When considering non-seasonally adjusted month-over-month changes, all cities experienced declines. The U.S. National Index saw a 0.4 percent decrease, while both the 20-City and 10-City Composites dipped by 0.3 percent and 0.2 percent, respectively. However, after seasonal adjustment, all three indices managed to eke out gains of 0.2 percent.

“Reflecting on the year, 2023 has proven to surpass average annual home price gains observed over the past 35 years. With national trend growth typically hovering around 4.7 percent, the recorded 5.5 percent return indicates a robust and stable trajectory.

Although the double-digit surges witnessed in the preceding years have tapered off, the sustained growth above trend is commendable, especially considering the escalating costs associated with financing home mortgages.

Previously, there were speculations that the surge in home prices during the COVID-19 pandemic might have induced a temporary acceleration in home ownership.

However, the past two years have shown consistent growth slightly above the trend, indicating a potential more enduring shift in home ownership dynamics post-pandemic.

In the immediate future, we anticipate being able to gauge the impact of higher mortgage rates on home prices. The uptick in financing costs appears to have influenced home price dynamics, with 15 markets experiencing lower values compared to September, particularly evident in the fourth quarter.”

Dr. Selma Hepp, the chief economist at CoreLogic, underscored the remarkable resilience displayed by home prices despite facing headwinds such as high borrowing costs and a limited housing inventory. She noted, “As mortgage rates persistently hover around the 7 percent range, convincing existing homeowners to relocate remains challenging.
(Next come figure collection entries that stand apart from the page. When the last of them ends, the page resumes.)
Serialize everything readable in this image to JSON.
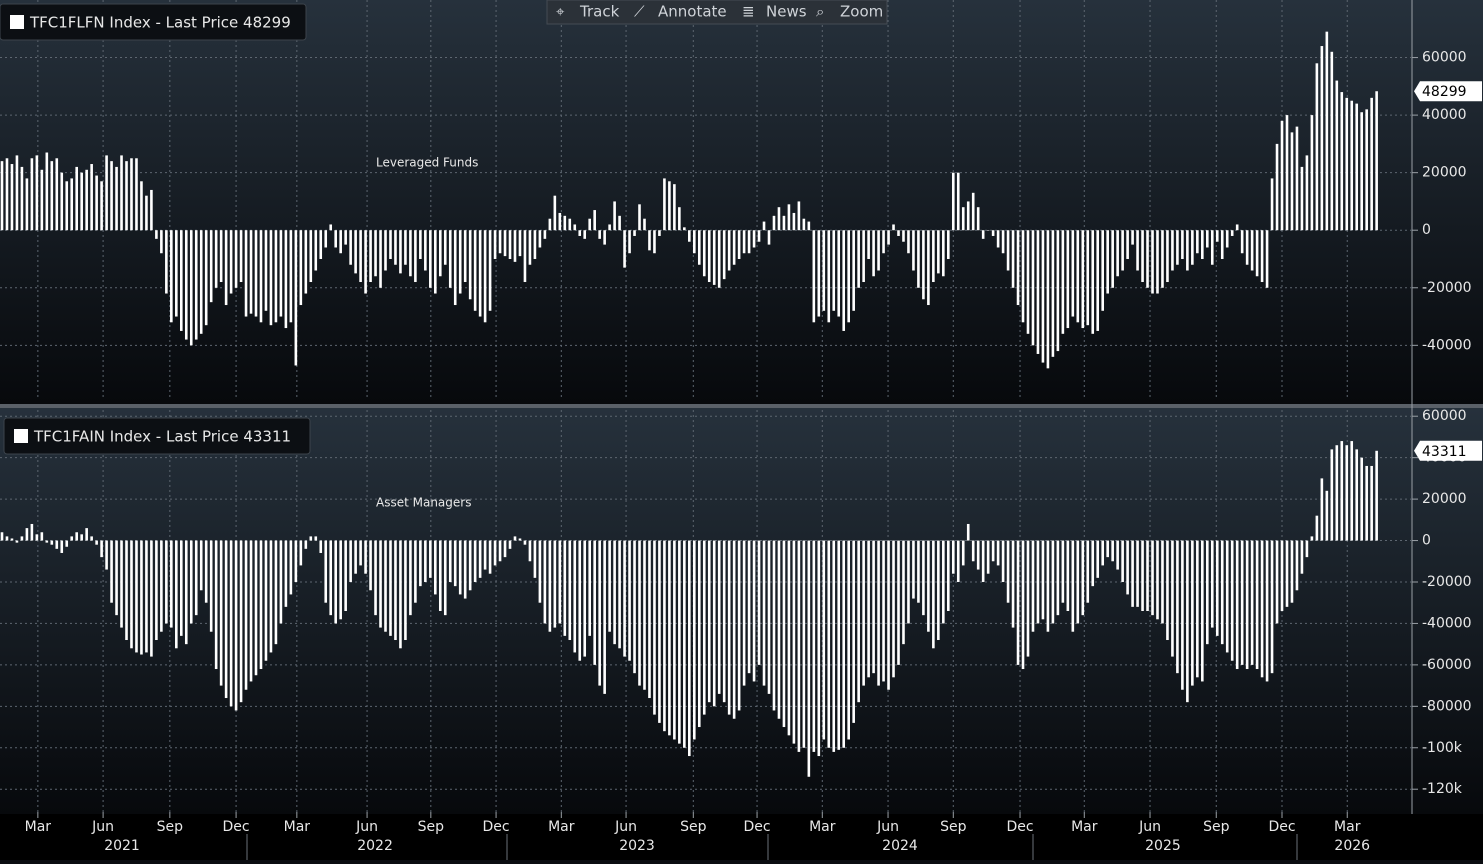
{
  "toolbar": [
    "Track",
    "Annotate",
    "News",
    "Zoom"
  ],
  "x_axis": {
    "xlim": [
      -0.4,
      283.1
    ],
    "xticks": [
      {
        "value": 7.2,
        "label": "Mar"
      },
      {
        "value": 20.3,
        "label": "Jun"
      },
      {
        "value": 33.7,
        "label": "Sep"
      },
      {
        "value": 47,
        "label": "Dec"
      },
      {
        "value": 59.2,
        "label": "Mar"
      },
      {
        "value": 73.3,
        "label": "Jun"
      },
      {
        "value": 86.1,
        "label": "Sep"
      },
      {
        "value": 99.2,
        "label": "Dec"
      },
      {
        "value": 112.3,
        "label": "Mar"
      },
      {
        "value": 125.3,
        "label": "Jun"
      },
      {
        "value": 138.8,
        "label": "Sep"
      },
      {
        "value": 151.6,
        "label": "Dec"
      },
      {
        "value": 164.7,
        "label": "Mar"
      },
      {
        "value": 177.9,
        "label": "Jun"
      },
      {
        "value": 191,
        "label": "Sep"
      },
      {
        "value": 204.4,
        "label": "Dec"
      },
      {
        "value": 217.3,
        "label": "Mar"
      },
      {
        "value": 230.5,
        "label": "Jun"
      },
      {
        "value": 243.8,
        "label": "Sep"
      },
      {
        "value": 257,
        "label": "Dec"
      },
      {
        "value": 270.1,
        "label": "Mar"
      }
    ],
    "year_labels": [
      {
        "value": 24.1,
        "label": "2021"
      },
      {
        "value": 74.9,
        "label": "2022"
      },
      {
        "value": 127.5,
        "label": "2023"
      },
      {
        "value": 180.3,
        "label": "2024"
      },
      {
        "value": 233.1,
        "label": "2025"
      },
      {
        "value": 271.1,
        "label": "2026"
      }
    ]
  },
  "chart_data": [
    {
      "type": "bar",
      "title": "TFC1FLFN Index - Last Price 48299",
      "annotation": "Leveraged Funds",
      "color": "#ffffff",
      "ylim": [
        -59000,
        80000
      ],
      "yticks": [
        -40000,
        -20000,
        0,
        20000,
        40000,
        60000
      ],
      "grid": true,
      "values": [
        24000,
        25000,
        23000,
        26000,
        22000,
        18000,
        25000,
        26000,
        21000,
        27000,
        24000,
        25000,
        20000,
        17000,
        18000,
        22000,
        20000,
        21000,
        23000,
        19000,
        17000,
        26000,
        24000,
        22000,
        26000,
        24000,
        25000,
        25000,
        17000,
        12000,
        14000,
        -3000,
        -8000,
        -22000,
        -32000,
        -30000,
        -35000,
        -38000,
        -40000,
        -38000,
        -36000,
        -33000,
        -25000,
        -20000,
        -18000,
        -26000,
        -22000,
        -20000,
        -18000,
        -30000,
        -29000,
        -30000,
        -32000,
        -28000,
        -33000,
        -32000,
        -30000,
        -34000,
        -32000,
        -47000,
        -26000,
        -22000,
        -18000,
        -14000,
        -10000,
        -6000,
        2000,
        -6000,
        -8000,
        -5000,
        -12000,
        -15000,
        -18000,
        -22000,
        -18000,
        -16000,
        -20000,
        -14000,
        -10000,
        -12000,
        -15000,
        -12000,
        -16000,
        -18000,
        -10000,
        -14000,
        -20000,
        -22000,
        -16000,
        -12000,
        -20000,
        -26000,
        -22000,
        -18000,
        -24000,
        -28000,
        -30000,
        -32000,
        -28000,
        -10000,
        -8000,
        -9000,
        -10000,
        -11000,
        -9000,
        -18000,
        -12000,
        -10000,
        -6000,
        -3000,
        4000,
        12000,
        6000,
        5000,
        4000,
        2000,
        -2000,
        -3000,
        4000,
        7000,
        -3000,
        -5000,
        2000,
        10000,
        5000,
        -13000,
        -8000,
        -2000,
        9000,
        4000,
        -7000,
        -8000,
        -2000,
        18000,
        17000,
        16000,
        8000,
        1000,
        -4000,
        -8000,
        -12000,
        -16000,
        -18000,
        -19000,
        -20000,
        -17000,
        -14000,
        -12000,
        -10000,
        -8000,
        -8000,
        -6000,
        -4000,
        3000,
        -5000,
        5000,
        8000,
        5000,
        9000,
        6000,
        10000,
        4000,
        3000,
        -32000,
        -30000,
        -28000,
        -32000,
        -28000,
        -30000,
        -35000,
        -32000,
        -28000,
        -20000,
        -18000,
        -10000,
        -16000,
        -14000,
        -8000,
        -5000,
        2000,
        -2000,
        -4000,
        -8000,
        -14000,
        -20000,
        -24000,
        -26000,
        -18000,
        -15000,
        -16000,
        -10000,
        20000,
        20000,
        8000,
        10000,
        13000,
        8000,
        -3000,
        0,
        -2000,
        -6000,
        -8000,
        -14000,
        -20000,
        -26000,
        -32000,
        -36000,
        -40000,
        -43000,
        -46000,
        -48000,
        -44000,
        -42000,
        -36000,
        -34000,
        -30000,
        -32000,
        -34000,
        -33000,
        -36000,
        -35000,
        -28000,
        -22000,
        -20000,
        -16000,
        -14000,
        -10000,
        -5000,
        -14000,
        -18000,
        -20000,
        -22000,
        -22000,
        -20000,
        -18000,
        -14000,
        -12000,
        -10000,
        -14000,
        -12000,
        -8000,
        -10000,
        -6000,
        -12000,
        -4000,
        -10000,
        -6000,
        -2000,
        2000,
        -8000,
        -12000,
        -14000,
        -16000,
        -18000,
        -20000,
        18000,
        30000,
        38000,
        40000,
        34000,
        36000,
        22000,
        26000,
        40000,
        58000,
        64000,
        69000,
        62000,
        52000,
        48000,
        46000,
        45000,
        44000,
        41000,
        42000,
        46000,
        48299
      ]
    },
    {
      "type": "bar",
      "title": "TFC1FAIN Index - Last Price 43311",
      "annotation": "Asset Managers",
      "color": "#ffffff",
      "ylim": [
        -131000,
        63000
      ],
      "yticks": [
        {
          "value": -120000,
          "label": "-120k"
        },
        {
          "value": -100000,
          "label": "-100k"
        },
        -80000,
        -60000,
        -40000,
        -20000,
        0,
        20000,
        40000,
        60000
      ],
      "grid": true,
      "values": [
        4000,
        2000,
        1000,
        -1000,
        2000,
        6000,
        8000,
        3000,
        4000,
        -1000,
        -2000,
        -4000,
        -6000,
        -3000,
        2000,
        4000,
        3000,
        6000,
        2000,
        -2000,
        -8000,
        -14000,
        -30000,
        -36000,
        -42000,
        -48000,
        -52000,
        -54000,
        -55000,
        -54000,
        -56000,
        -48000,
        -44000,
        -40000,
        -42000,
        -52000,
        -46000,
        -50000,
        -40000,
        -36000,
        -24000,
        -30000,
        -44000,
        -62000,
        -70000,
        -76000,
        -80000,
        -82000,
        -78000,
        -72000,
        -68000,
        -65000,
        -62000,
        -58000,
        -54000,
        -50000,
        -40000,
        -32000,
        -26000,
        -20000,
        -12000,
        -4000,
        2000,
        2000,
        -6000,
        -30000,
        -36000,
        -40000,
        -38000,
        -34000,
        -20000,
        -16000,
        -12000,
        -16000,
        -24000,
        -36000,
        -42000,
        -44000,
        -46000,
        -48000,
        -52000,
        -48000,
        -36000,
        -30000,
        -22000,
        -20000,
        -18000,
        -26000,
        -34000,
        -36000,
        -20000,
        -22000,
        -26000,
        -28000,
        -24000,
        -20000,
        -18000,
        -14000,
        -16000,
        -12000,
        -10000,
        -8000,
        -4000,
        2000,
        1000,
        -2000,
        -10000,
        -18000,
        -30000,
        -40000,
        -44000,
        -42000,
        -40000,
        -46000,
        -48000,
        -54000,
        -58000,
        -56000,
        -46000,
        -60000,
        -70000,
        -74000,
        -44000,
        -50000,
        -52000,
        -56000,
        -58000,
        -64000,
        -70000,
        -72000,
        -76000,
        -84000,
        -88000,
        -92000,
        -94000,
        -96000,
        -98000,
        -100000,
        -104000,
        -96000,
        -90000,
        -84000,
        -78000,
        -80000,
        -74000,
        -78000,
        -84000,
        -86000,
        -82000,
        -70000,
        -64000,
        -68000,
        -60000,
        -70000,
        -74000,
        -82000,
        -86000,
        -90000,
        -94000,
        -98000,
        -102000,
        -100000,
        -114000,
        -102000,
        -104000,
        -96000,
        -100000,
        -102000,
        -101000,
        -100000,
        -96000,
        -88000,
        -78000,
        -70000,
        -66000,
        -64000,
        -70000,
        -68000,
        -72000,
        -66000,
        -60000,
        -50000,
        -40000,
        -28000,
        -30000,
        -36000,
        -44000,
        -52000,
        -48000,
        -40000,
        -34000,
        -16000,
        -20000,
        -12000,
        8000,
        -10000,
        -14000,
        -20000,
        -16000,
        -10000,
        -12000,
        -20000,
        -30000,
        -42000,
        -60000,
        -62000,
        -56000,
        -44000,
        -40000,
        -38000,
        -44000,
        -40000,
        -36000,
        -30000,
        -34000,
        -44000,
        -40000,
        -36000,
        -30000,
        -22000,
        -18000,
        -12000,
        -8000,
        -10000,
        -14000,
        -20000,
        -26000,
        -32000,
        -32000,
        -34000,
        -34000,
        -36000,
        -38000,
        -40000,
        -48000,
        -56000,
        -64000,
        -72000,
        -78000,
        -70000,
        -66000,
        -68000,
        -50000,
        -42000,
        -46000,
        -50000,
        -54000,
        -58000,
        -62000,
        -60000,
        -62000,
        -60000,
        -62000,
        -66000,
        -68000,
        -64000,
        -40000,
        -34000,
        -32000,
        -30000,
        -24000,
        -16000,
        -8000,
        2000,
        12000,
        30000,
        24000,
        44000,
        46000,
        48000,
        46000,
        48000,
        44000,
        40000,
        36000,
        36000,
        43311
      ]
    }
  ]
}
However, she highlighted the recent surge in mortgage application data following a decline in rates, indicating that prospective buyers are eagerly awaiting an opportunity to enter the market once mortgage rates decrease. Hepp anticipates that 2024 will witness yet another year of record-high home prices as a result.
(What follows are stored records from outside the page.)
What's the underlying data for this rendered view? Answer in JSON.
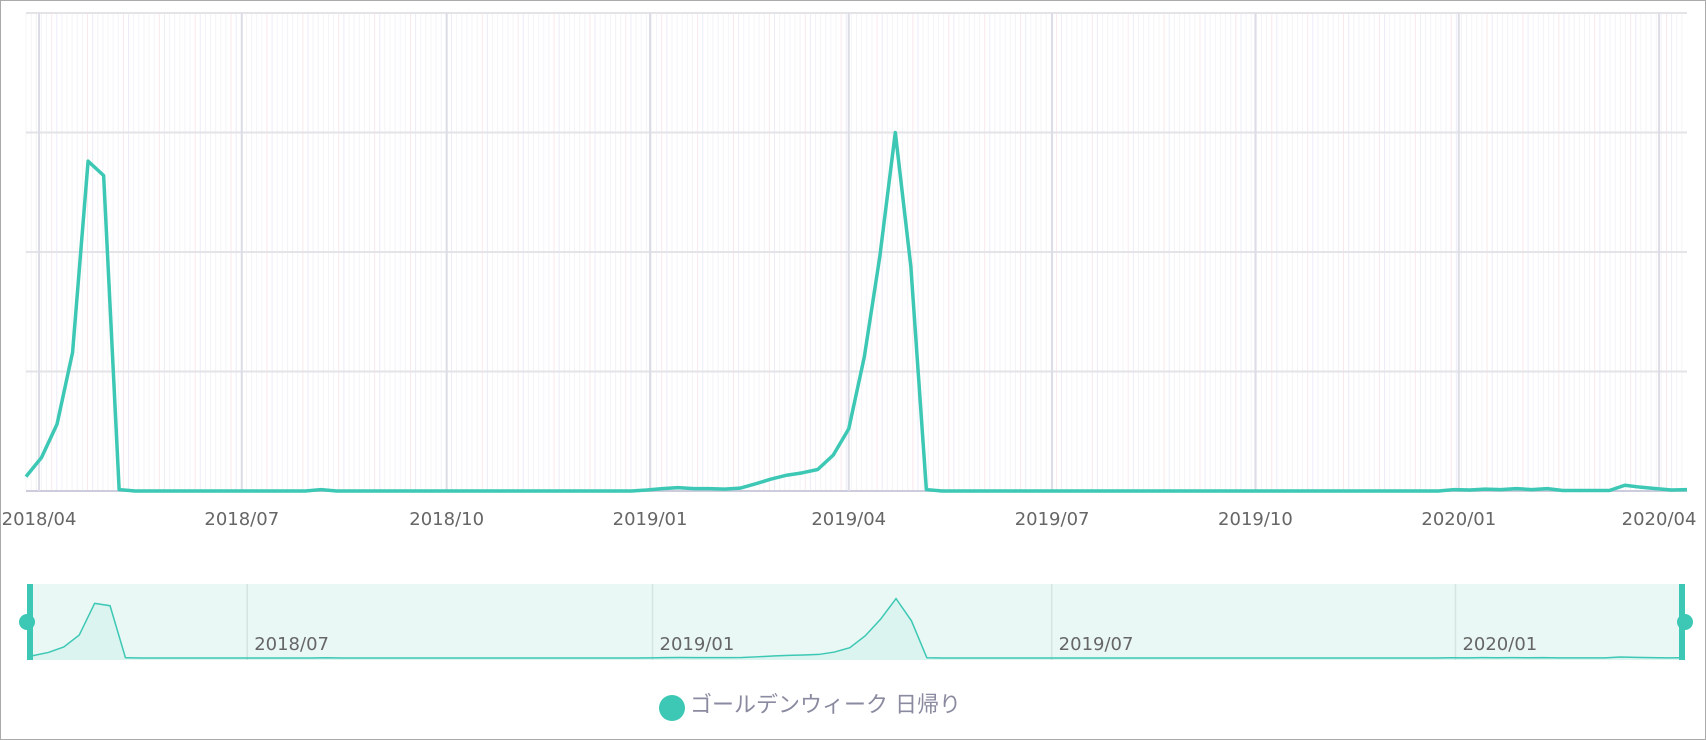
{
  "chart_data": {
    "type": "line",
    "xlim": [
      0,
      107
    ],
    "ylim": [
      0,
      100
    ],
    "xticks": [
      {
        "value": 0.84,
        "label": "2018/04"
      },
      {
        "value": 13.9,
        "label": "2018/07"
      },
      {
        "value": 27.1,
        "label": "2018/10"
      },
      {
        "value": 40.2,
        "label": "2019/01"
      },
      {
        "value": 53.0,
        "label": "2019/04"
      },
      {
        "value": 66.1,
        "label": "2019/07"
      },
      {
        "value": 79.2,
        "label": "2019/10"
      },
      {
        "value": 92.3,
        "label": "2020/01"
      },
      {
        "value": 105.2,
        "label": "2020/04"
      }
    ],
    "series": [
      {
        "name": "ゴールデンウィーク 日帰り",
        "color": "#3cc8b4",
        "values": [
          3,
          7,
          14,
          29,
          69,
          66,
          0.3,
          0,
          0,
          0,
          0,
          0,
          0,
          0,
          0,
          0,
          0,
          0,
          0,
          0.3,
          0,
          0,
          0,
          0,
          0,
          0,
          0,
          0,
          0,
          0,
          0,
          0,
          0,
          0,
          0,
          0,
          0,
          0,
          0,
          0,
          0.2,
          0.5,
          0.7,
          0.5,
          0.5,
          0.4,
          0.6,
          1.5,
          2.5,
          3.3,
          3.8,
          4.5,
          7.5,
          13,
          28,
          49,
          75,
          47,
          0.3,
          0,
          0,
          0,
          0,
          0,
          0,
          0,
          0,
          0,
          0,
          0,
          0,
          0,
          0,
          0,
          0,
          0,
          0,
          0,
          0,
          0,
          0,
          0,
          0,
          0,
          0,
          0,
          0,
          0,
          0,
          0,
          0,
          0,
          0.3,
          0.2,
          0.4,
          0.3,
          0.5,
          0.3,
          0.5,
          0.1,
          0.1,
          0.1,
          0.1,
          1.2,
          0.8,
          0.5,
          0.2,
          0.3
        ]
      }
    ]
  }
}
The Federal Housing Finance Agency’s (FHFA) fourth-quarter 2023 Housing Price Index (HPI) revealed a 6.5 percent increase in U.S. house prices compared to the fourth quarter of 2022, marking a 1.5 percent rise from the end of the third quarter of the same year. This perpetuates a trend of consistent annual appreciation observed in every quarter since the onset of 2012. Additionally, the data indicated a minimal 0.1 percent change in house prices from November to December.

Dr. Anju Vajja, Acting Deputy Director for FHFA’s Division of Research and Statistics, remarked on the modest increase in U.S. house prices throughout 2023. She noted, “While house prices experienced a steady uptick, the market exhibited signs of softening, particularly evident in the lower house price appreciation observed in the fourth quarter compared to the preceding quarter.”
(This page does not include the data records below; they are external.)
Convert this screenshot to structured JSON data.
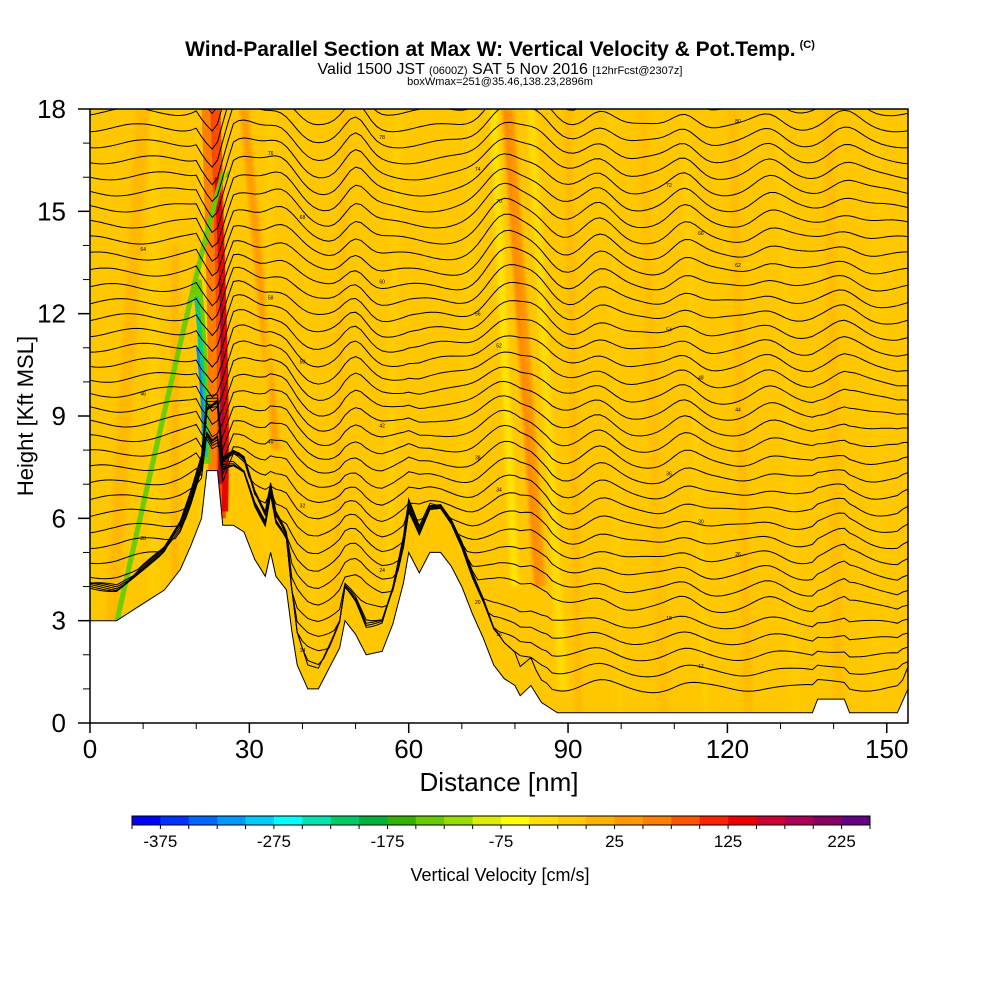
{
  "header": {
    "title": "Wind-Parallel Section at Max W: Vertical Velocity & Pot.Temp.",
    "copyright": "(C)",
    "valid_prefix": "Valid 1500 JST",
    "valid_utc": "(0600Z)",
    "valid_date": "SAT 5 Nov 2016",
    "forecast": "[12hrFcst@2307z]",
    "boxwmax": "boxWmax=251@35.46,138.23,2896m"
  },
  "chart_data": {
    "type": "heatmap",
    "xlabel": "Distance [nm]",
    "ylabel": "Height [Kft MSL]",
    "xlim": [
      0,
      154
    ],
    "ylim": [
      0,
      18
    ],
    "x_ticks": [
      "0",
      "30",
      "60",
      "90",
      "120",
      "150"
    ],
    "y_ticks": [
      "0",
      "3",
      "6",
      "9",
      "12",
      "15",
      "18"
    ],
    "colorbar": {
      "label": "Vertical Velocity [cm/s]",
      "ticks": [
        "-375",
        "-275",
        "-175",
        "-75",
        "25",
        "125",
        "225"
      ],
      "min": -400,
      "max": 250,
      "colors": [
        "#0000ff",
        "#0033ff",
        "#0066ff",
        "#0099ff",
        "#00ccff",
        "#00ffff",
        "#00e5b0",
        "#00cc66",
        "#00b33c",
        "#33b300",
        "#66cc00",
        "#99dd00",
        "#ddee00",
        "#ffff00",
        "#ffe000",
        "#ffcc00",
        "#ffb300",
        "#ff9900",
        "#ff7f00",
        "#ff5500",
        "#ff2200",
        "#ee0000",
        "#cc0033",
        "#aa0055",
        "#880066",
        "#660088"
      ]
    },
    "terrain_kft": [
      [
        0,
        3.0
      ],
      [
        5,
        3.0
      ],
      [
        8,
        3.3
      ],
      [
        11,
        3.6
      ],
      [
        14,
        3.9
      ],
      [
        17,
        4.5
      ],
      [
        19,
        5.2
      ],
      [
        21,
        6.0
      ],
      [
        22,
        7.4
      ],
      [
        24,
        7.4
      ],
      [
        25,
        5.8
      ],
      [
        27,
        5.8
      ],
      [
        29,
        5.6
      ],
      [
        31,
        4.8
      ],
      [
        33,
        4.3
      ],
      [
        34,
        5.0
      ],
      [
        35,
        4.3
      ],
      [
        37,
        3.9
      ],
      [
        38,
        2.7
      ],
      [
        39,
        1.7
      ],
      [
        41,
        1.0
      ],
      [
        43,
        1.0
      ],
      [
        45,
        1.6
      ],
      [
        47,
        2.2
      ],
      [
        48,
        3.0
      ],
      [
        50,
        2.6
      ],
      [
        52,
        2.0
      ],
      [
        55,
        2.1
      ],
      [
        57,
        2.9
      ],
      [
        59,
        4.1
      ],
      [
        60,
        5.0
      ],
      [
        62,
        4.4
      ],
      [
        64,
        5.0
      ],
      [
        66,
        5.0
      ],
      [
        68,
        4.6
      ],
      [
        70,
        4.0
      ],
      [
        72,
        3.2
      ],
      [
        74,
        2.5
      ],
      [
        76,
        1.7
      ],
      [
        78,
        1.3
      ],
      [
        80,
        1.1
      ],
      [
        81,
        0.8
      ],
      [
        83,
        1.1
      ],
      [
        85,
        0.6
      ],
      [
        88,
        0.3
      ],
      [
        102,
        0.3
      ],
      [
        125,
        0.3
      ],
      [
        136,
        0.3
      ],
      [
        137,
        0.7
      ],
      [
        142,
        0.7
      ],
      [
        143,
        0.3
      ],
      [
        152,
        0.3
      ],
      [
        154,
        1.0
      ]
    ],
    "isentrope_labels": [
      "10",
      "12",
      "14",
      "16",
      "18",
      "20",
      "22",
      "24",
      "26",
      "28",
      "30",
      "32",
      "34",
      "36",
      "38",
      "40",
      "42",
      "44",
      "46",
      "48",
      "50",
      "52",
      "54",
      "56",
      "58",
      "60",
      "62",
      "64",
      "66",
      "68",
      "70",
      "72",
      "74",
      "76",
      "78",
      "80",
      "82",
      "84"
    ],
    "max_vertical_velocity_cm_s": 251
  }
}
Between the fourth quarter of 2022 and the same period in 2023, house prices surged in 49 states, demonstrating robust growth across the nation. The most substantial increases, all registering in double digits, were witnessed in Rhode Island, Vermont, West Virginia, Connecticut, and New Jersey. However, two regions experienced annual price depreciation, notably Hawaii with a decline of 3.4 percent and the District of Columbia with a decrease of 1.2 percent.

Across all nine census divisions, positive annual price changes were recorded. New England exhibited the most significant growth, boasting a remarkable 10.3 percent increase, while the West South Central division reported the smallest uptick at 3.2 percent.

The Case-Shiller Indices meticulously monitor matched price pairs for thousands of individual houses, with each index standardized to 100 in January 2000. Presently, the National Index stands at 310.67, reflecting significant appreciation since its inception.

Similarly, the 10-City Composite sits at 332.85, and the 20-City Composite at 317.39, indicating substantial growth in home prices over the past two decades.

On the other hand, FHFA’s House Price Index (HPI) tracks home sales financed by either Fannie Mae or Freddie Mac and was established with a baseline of 100 in January 1991. As of the latest data, the HPI has surged to 417.8, underscoring the remarkable escalation in housing values over the years.